Côté serveur, c’est une autre histoire et probablement un casse-tête à venir pour les services qui doivent assurer un niveau de performance et de sécurité maximum à leurs utilisateurs.
Mais attendez, on se protège de quoi ?
Oh trois fois rien, simplement de deux failles qui donnent un accès à une partie critique de la mémoire du processeur, normalement inaccessible. D’après les chercheurs, elle contient entre autres, temporairement, vos mots de passe, vos photos, vos emails, des documents confidentiels… bref, tout ce qu’un ordinateur peut utiliser au moment où c’est utilisé. C’est donc grave surtout si on extrapole la question et qu’on passe aux serveurs faisant transiter des millions de données rapidement.
Meltdown s’appelle ainsi, car elle fait « fondre » les protections entre les applications et le système d’exploitation.
Spectre est plus pernicieux et casse l’isolation entre différentes applications. Imaginez-vous dans une pièce fermée en train de déposer de l’argent dans une boîte. Manque de chance, un petit malin a trouvé comment faire un trou dans le fond de votre boîte et l’argent tombe dans sa main. En plus, le trou est invisible.
D’après les chercheurs, une attaque qui exploite Spectre est beaucoup plus complexe, mais beaucoup plus dévastatrice aussi, car plus une application fait bien son travail et respecte les protocoles de sécurité, plus ces protocoles sont connus et documentés et peuvent être exploités. Pire : il n’existe pas de patch pour Spectre, car il s’agit d’une faille matérielle.
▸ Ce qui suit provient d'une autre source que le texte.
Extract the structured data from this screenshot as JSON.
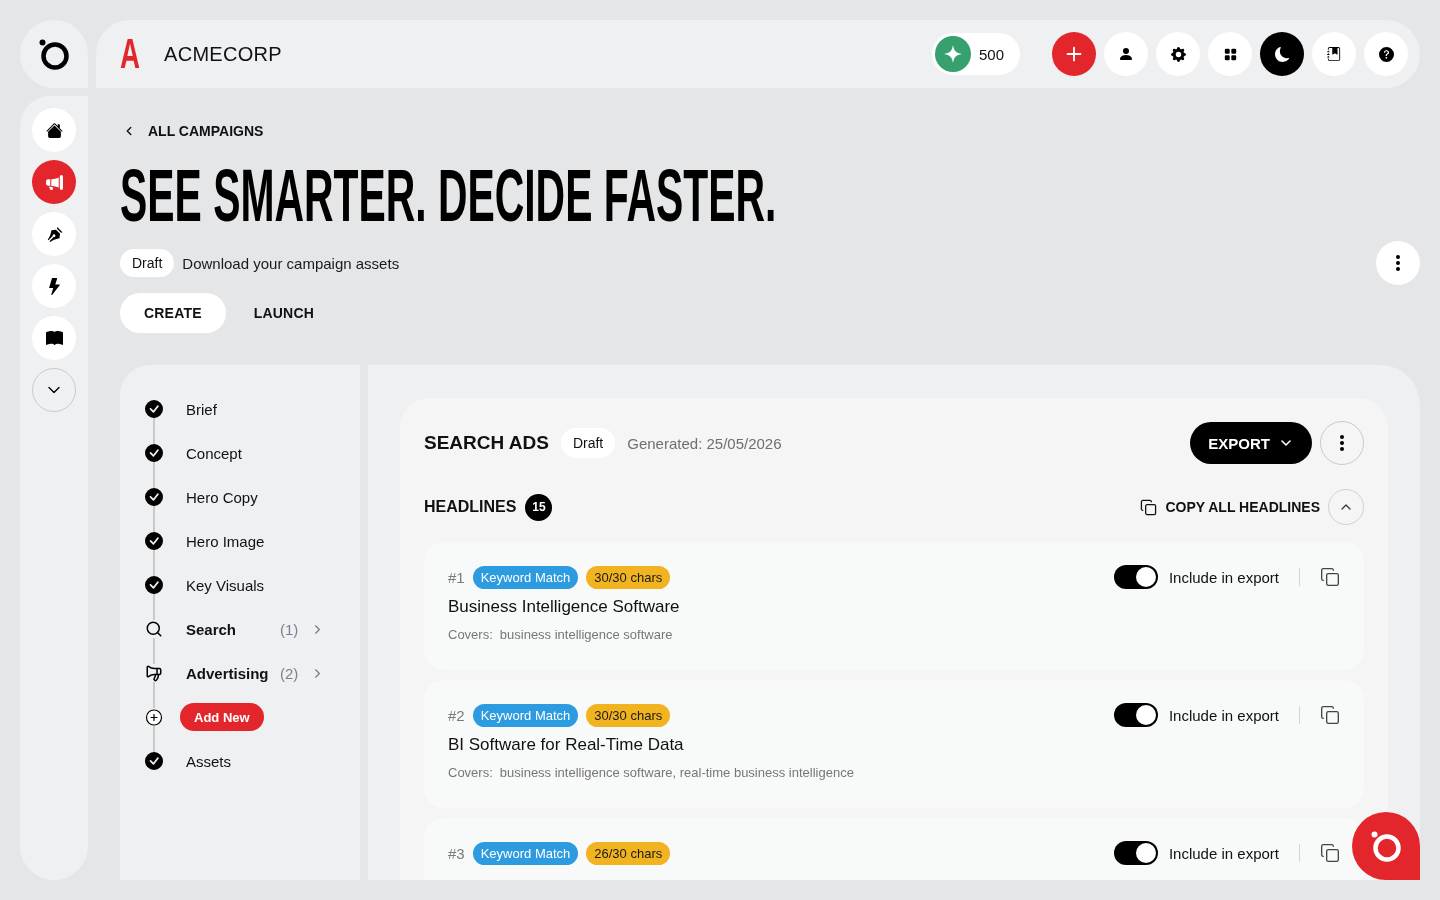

Vous voulez dire qu’il va falloir changer d’ordinateur pour se débarrasser de Spectre ?
C’est radical, mais on estime que Spectre ne pourra être complètement colmaté qu’après un cycle de renouvellement hardware, c’est-à-dire après que les fabricants de processeurs ont changé de méthode pour les construire et que ces nouveaux processeurs sont utilisés massivement.
Cela dit, des correctifs logiciels peuvent être appliqués pour colmater des failles connues qui se basent sur Spectre. Tout n’est donc pas perdu, mais il est possible que janvier 2018 soit le début d’un jeu du chat et de la souris entre des hackers malveillants (ou des gouvernements) et la communauté des chercheurs en sécurité informatique.
Qui a découvert Spectre et Meltdown ?
Meltdown : Jann Horn, chercheur dans l’équipe du Google Project Zero, Werner Haas et Thomas Prescher pour Cyberus Technology et Daniel Gruss, Moritz Lipp, Stefan Mangard et Michael Schwarz pour la Graz University of Technology.
Spectre : Jann Horn toujours et Paul Kocher.
Ces équipes ont travaillé ensemble pour reproduire le bug et fournir des preuves de concept. Bravo à elles.
Quelle est la réaction des entreprises concernées ?
Intel : « C’est pas siiiiiiii grave et puis c’est pas que nous et puis ça n’affectera pas vraiment les performances. Oh regardez, un écureuil. »
AMD : « Nos processeurs ne sont pas touchés ! »
Les chercheurs de Google : « En fait, si. »
AMD : « :(… mais que sur une variante ! »
ARM : « Bon d’accord, nous aussi on est touché, ça sert à rien de le planquer. »
Tous : « Nous allons travailler ensemble pour trouver des solutions. »
Le CEO d’Intel, énervé : « Mais puisque je vous dis que j’ai vendu toutes mes parts en novembre pour m’acheter un yacht ! »
Cet article sera mis à jour à mesure que de nouvelles informations seront communiquées.